Last month, the Equal Employment Opportunity Commission (EEOC) published a new update to its 2008 guidance on religious discrimination in the workplace. Recognizing the “altered legal landscape” that has transpired in the last 12 years, the agency issued a modernized version of its guidance that covers employer obligations and employee rights. Specifically, the guidance addresses:
- Coverage, including when a particular religious practice or belief may trigger Title VII protection, and when it does not; the sincerity of the belief, which is typically presumed, and certain exemptions.
- Employment Actions, including how Title VII’s protections apply in the context of recruiting, hiring, promotion, discipline, termination, compensation, and other terms and conditions of employment such as training, providing leave, customer preference and security requirements.

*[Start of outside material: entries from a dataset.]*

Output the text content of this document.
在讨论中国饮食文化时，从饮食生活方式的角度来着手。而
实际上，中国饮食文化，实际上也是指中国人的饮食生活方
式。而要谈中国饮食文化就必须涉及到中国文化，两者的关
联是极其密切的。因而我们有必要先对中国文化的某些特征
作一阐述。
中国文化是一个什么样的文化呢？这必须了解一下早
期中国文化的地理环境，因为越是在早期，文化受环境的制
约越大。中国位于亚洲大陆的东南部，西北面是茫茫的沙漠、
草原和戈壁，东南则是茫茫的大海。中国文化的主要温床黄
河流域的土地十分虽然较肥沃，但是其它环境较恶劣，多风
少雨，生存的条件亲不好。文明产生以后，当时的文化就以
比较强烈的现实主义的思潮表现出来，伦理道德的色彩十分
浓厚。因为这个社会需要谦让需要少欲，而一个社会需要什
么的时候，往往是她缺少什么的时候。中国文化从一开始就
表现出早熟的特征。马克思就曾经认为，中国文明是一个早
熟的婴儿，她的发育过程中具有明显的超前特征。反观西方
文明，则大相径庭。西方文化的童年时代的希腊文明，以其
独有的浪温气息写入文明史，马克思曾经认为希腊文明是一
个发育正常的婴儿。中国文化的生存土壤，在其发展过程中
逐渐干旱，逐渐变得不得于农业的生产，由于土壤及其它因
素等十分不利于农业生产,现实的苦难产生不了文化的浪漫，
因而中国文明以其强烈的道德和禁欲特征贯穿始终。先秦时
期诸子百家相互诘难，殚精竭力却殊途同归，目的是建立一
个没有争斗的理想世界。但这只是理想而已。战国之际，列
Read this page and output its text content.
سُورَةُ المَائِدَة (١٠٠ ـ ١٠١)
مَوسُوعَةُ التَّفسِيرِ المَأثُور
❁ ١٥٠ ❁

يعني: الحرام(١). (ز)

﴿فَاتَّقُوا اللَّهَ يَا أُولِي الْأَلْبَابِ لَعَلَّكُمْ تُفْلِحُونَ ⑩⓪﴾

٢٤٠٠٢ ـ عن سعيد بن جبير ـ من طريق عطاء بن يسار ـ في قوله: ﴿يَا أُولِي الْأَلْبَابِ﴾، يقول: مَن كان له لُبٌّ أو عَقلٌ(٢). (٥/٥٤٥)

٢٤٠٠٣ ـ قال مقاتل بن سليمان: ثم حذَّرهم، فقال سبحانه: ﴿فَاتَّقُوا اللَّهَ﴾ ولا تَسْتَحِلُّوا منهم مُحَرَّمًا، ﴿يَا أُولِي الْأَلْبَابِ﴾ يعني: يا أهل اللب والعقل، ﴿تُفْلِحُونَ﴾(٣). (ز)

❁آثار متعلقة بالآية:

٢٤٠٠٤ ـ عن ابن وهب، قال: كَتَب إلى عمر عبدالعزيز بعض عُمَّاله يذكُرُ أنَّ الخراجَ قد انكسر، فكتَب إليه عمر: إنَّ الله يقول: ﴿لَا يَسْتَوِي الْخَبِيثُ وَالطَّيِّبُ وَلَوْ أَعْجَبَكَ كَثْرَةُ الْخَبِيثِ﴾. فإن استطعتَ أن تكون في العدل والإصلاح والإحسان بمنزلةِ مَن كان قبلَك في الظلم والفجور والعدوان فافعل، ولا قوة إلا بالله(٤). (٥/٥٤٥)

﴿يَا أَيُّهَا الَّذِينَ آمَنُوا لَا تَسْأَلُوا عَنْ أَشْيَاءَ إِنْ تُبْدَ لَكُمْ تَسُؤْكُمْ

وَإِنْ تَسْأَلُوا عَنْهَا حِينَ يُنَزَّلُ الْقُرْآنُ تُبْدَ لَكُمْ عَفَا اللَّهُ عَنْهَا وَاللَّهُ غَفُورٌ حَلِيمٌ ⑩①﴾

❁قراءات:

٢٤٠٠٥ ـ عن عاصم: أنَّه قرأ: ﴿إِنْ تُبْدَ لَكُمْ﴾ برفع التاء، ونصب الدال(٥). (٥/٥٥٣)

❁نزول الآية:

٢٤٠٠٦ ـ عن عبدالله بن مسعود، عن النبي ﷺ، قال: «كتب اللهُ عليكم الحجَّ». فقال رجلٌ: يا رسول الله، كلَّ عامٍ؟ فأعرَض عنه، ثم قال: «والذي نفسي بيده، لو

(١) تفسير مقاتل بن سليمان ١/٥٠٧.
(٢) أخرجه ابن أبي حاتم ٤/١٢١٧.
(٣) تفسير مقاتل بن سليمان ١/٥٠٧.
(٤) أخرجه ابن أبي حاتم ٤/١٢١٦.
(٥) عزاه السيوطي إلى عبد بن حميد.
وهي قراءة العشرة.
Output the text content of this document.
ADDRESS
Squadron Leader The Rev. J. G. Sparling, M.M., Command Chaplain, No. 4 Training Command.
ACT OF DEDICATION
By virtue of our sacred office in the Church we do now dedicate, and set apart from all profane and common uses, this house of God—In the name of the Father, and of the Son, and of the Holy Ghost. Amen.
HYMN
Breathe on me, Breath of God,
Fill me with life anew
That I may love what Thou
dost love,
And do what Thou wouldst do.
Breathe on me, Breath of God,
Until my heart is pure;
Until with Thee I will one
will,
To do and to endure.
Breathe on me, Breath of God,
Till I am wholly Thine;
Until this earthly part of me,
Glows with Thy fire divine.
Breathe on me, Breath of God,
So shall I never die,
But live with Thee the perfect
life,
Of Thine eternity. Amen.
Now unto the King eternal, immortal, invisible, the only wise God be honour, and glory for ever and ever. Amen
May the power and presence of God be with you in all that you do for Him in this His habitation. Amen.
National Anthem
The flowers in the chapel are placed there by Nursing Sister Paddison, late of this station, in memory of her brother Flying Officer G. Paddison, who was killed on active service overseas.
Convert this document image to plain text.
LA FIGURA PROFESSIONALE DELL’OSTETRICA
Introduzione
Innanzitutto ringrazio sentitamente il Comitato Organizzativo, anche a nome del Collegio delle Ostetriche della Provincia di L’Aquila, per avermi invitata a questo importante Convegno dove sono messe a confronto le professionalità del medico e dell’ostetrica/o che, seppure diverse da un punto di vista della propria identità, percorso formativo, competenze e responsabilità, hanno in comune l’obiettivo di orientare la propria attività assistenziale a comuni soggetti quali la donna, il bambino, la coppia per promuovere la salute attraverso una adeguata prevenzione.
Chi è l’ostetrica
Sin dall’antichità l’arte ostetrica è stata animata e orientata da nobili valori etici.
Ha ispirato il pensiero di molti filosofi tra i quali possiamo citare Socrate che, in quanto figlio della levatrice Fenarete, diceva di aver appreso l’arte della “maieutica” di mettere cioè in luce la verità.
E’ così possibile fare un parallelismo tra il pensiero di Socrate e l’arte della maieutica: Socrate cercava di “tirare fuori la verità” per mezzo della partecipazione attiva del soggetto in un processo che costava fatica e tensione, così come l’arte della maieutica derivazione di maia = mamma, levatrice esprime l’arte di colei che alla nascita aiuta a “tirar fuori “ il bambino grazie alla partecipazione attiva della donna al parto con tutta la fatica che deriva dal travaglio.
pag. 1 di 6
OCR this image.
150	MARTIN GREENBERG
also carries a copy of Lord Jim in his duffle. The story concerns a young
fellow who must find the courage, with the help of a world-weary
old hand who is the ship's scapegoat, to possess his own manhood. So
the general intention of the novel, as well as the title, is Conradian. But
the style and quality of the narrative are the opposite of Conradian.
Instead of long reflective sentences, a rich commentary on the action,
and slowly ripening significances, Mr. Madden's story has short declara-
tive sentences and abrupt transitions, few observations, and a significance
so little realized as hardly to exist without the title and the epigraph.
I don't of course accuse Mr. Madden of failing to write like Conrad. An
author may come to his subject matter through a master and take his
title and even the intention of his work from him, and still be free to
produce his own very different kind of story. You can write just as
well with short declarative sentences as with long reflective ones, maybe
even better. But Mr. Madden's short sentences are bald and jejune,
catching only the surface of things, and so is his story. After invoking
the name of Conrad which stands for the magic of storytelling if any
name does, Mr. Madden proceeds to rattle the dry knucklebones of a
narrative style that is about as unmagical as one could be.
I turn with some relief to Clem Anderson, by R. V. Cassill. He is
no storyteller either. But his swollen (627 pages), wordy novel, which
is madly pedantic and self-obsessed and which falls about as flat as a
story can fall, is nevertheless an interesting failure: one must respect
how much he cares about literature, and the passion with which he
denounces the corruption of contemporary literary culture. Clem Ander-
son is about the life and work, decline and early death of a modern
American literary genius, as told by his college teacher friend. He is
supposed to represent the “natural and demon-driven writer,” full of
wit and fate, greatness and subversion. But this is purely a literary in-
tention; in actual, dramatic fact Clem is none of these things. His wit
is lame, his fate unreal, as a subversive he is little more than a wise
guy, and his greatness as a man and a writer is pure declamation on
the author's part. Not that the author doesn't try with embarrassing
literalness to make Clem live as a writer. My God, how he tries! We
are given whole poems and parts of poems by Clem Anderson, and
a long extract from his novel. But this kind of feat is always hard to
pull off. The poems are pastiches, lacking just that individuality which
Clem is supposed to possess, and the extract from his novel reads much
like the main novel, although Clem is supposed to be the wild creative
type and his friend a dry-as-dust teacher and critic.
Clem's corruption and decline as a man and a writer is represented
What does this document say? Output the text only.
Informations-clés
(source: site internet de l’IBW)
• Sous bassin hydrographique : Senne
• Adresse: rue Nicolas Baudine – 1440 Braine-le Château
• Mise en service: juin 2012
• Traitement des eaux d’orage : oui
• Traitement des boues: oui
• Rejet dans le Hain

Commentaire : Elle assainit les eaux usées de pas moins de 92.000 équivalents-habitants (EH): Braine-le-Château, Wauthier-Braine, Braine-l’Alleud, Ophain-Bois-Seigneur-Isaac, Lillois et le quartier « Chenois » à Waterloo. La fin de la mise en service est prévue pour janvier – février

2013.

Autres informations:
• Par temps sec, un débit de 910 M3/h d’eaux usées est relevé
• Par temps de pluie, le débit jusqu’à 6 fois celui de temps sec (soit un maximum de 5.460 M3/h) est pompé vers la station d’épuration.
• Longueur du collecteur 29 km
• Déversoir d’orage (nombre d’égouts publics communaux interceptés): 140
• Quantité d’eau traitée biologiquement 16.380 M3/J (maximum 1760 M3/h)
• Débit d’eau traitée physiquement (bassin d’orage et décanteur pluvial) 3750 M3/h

- Harassment, including how religious beliefs and practices may become coercive in the workplace, such as when a supervisor mandates participation in prayer or penalizes those who do not participate; and how employee proselytizing may become co-worker harassment; and the scope of employer liability.
- Reasonable Accommodations, including the need to connect the request to a religious belief; various areas where requests for accommodations may arise (i.e., dress code; scheduling; change in job tasks); and permitting prayer or other forms of religious expression.
- Related Forms of Discrimination, including national origin, race, color and retaliation; specifically recognizing the overlap that may occur where a given religion is strongly associated, or perceived as associated, with a certain national origin, race and/or color.
Each section of the Guidance identifies best practices for employers. The Harassment section also includes best practices for employees. Public comments may be submitted through December 17, 2020.